Background. There is an urgent need to develop public health approaches to depression prevention in older adults because of the growing older population and the high rate of depression among community-dwelling older adults in Taiwan. Prior studies have focused on the prevalence of and risk factors for depression in Taiwanese community-dwelling older adults. Research from the viewpoints of prevention and healthcare providers is needed to guide these approaches.
Design. A qualitative study involving semi-structured interviews.
Methods. A purposive sample of 25 healthcare providers was recruited from a city in northern Taiwan. Data were collected through in-depth individual interviews and analysed using thematic analysis.
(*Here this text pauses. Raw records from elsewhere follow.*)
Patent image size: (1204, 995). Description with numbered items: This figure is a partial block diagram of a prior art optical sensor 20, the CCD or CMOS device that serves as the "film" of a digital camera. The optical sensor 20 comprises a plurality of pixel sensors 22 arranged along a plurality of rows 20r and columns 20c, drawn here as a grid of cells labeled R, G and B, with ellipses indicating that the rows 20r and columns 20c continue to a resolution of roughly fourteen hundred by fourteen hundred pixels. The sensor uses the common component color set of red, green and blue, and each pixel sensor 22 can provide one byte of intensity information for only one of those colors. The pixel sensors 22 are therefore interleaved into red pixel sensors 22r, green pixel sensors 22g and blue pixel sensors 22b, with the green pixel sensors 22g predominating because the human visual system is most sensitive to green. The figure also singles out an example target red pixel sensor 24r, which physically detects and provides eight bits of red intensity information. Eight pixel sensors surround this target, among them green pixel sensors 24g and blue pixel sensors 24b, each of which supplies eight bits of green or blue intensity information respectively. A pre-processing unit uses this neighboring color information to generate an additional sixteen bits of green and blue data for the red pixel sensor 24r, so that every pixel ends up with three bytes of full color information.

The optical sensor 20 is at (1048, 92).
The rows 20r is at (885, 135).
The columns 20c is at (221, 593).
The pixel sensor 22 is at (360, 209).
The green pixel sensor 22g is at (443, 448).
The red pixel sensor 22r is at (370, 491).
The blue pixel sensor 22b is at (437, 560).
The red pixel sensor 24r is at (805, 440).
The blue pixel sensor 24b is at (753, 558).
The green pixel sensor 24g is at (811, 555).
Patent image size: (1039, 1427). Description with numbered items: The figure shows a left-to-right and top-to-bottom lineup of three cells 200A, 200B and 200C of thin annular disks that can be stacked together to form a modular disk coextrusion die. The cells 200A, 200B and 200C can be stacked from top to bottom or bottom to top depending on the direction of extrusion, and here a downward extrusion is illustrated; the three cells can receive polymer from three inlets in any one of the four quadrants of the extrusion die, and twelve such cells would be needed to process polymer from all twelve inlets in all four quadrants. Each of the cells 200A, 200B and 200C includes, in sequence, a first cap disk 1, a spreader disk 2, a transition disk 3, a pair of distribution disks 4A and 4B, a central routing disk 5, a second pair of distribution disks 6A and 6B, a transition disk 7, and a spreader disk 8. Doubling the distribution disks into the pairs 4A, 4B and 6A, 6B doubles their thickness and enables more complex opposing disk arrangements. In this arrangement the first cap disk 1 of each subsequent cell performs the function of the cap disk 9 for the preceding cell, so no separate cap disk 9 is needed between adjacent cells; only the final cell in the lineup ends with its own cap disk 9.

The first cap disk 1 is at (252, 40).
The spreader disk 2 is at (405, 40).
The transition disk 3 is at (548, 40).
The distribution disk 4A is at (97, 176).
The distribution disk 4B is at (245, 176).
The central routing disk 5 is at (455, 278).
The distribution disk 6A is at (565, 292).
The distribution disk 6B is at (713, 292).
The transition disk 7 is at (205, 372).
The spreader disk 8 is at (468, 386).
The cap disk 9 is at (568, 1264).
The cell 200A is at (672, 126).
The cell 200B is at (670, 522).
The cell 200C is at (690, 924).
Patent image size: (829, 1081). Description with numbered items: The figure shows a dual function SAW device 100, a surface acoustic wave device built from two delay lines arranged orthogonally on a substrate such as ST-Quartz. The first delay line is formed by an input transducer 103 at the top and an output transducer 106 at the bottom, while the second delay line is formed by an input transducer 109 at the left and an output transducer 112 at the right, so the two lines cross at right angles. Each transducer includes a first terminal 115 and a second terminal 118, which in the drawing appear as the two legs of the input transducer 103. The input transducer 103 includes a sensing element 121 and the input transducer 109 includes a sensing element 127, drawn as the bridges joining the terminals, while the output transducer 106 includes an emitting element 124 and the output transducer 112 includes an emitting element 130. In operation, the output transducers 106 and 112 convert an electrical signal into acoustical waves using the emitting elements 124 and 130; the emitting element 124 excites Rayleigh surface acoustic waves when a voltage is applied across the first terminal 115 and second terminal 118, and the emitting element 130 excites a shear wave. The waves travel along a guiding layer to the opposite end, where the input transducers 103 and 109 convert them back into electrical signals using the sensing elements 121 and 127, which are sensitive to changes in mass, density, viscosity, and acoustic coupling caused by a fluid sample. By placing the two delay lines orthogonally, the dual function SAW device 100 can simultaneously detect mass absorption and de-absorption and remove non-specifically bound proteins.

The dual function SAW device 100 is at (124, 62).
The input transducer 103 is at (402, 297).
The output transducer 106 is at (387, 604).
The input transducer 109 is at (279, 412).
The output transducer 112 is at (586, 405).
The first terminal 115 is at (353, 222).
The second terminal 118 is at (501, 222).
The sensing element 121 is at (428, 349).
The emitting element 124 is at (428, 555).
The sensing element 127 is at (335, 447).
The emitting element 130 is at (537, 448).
Results. Results were embedded within four major themes: lack of children’s support, maladaptation to distressing life circumstances in late life, innate vulnerability in the individuals and being unaware of or reluctant to accept an illness.
Conclusions. Participants’ accounts of depression and its prevention were conceptualised within the family and socio-cultural contexts older adults lived in. Lack of children’s support was reported as a main contributor to depression in older adults. Society was reported as the main context in which depression prevention intervention should take place. Communal activities were described as important for mental wellness and depression prevention.
Relevance to clinical practice. Study findings show how family, Chinese culture and socio-economic circumstances influence accounts of depression and its prevention in older adults. Attention to the cultural construction of meanings may help extend our vision beyond a focus on the biomedical discourse and promote innovative ways of tackling depression that match the policy goals with the needs of older adults and community.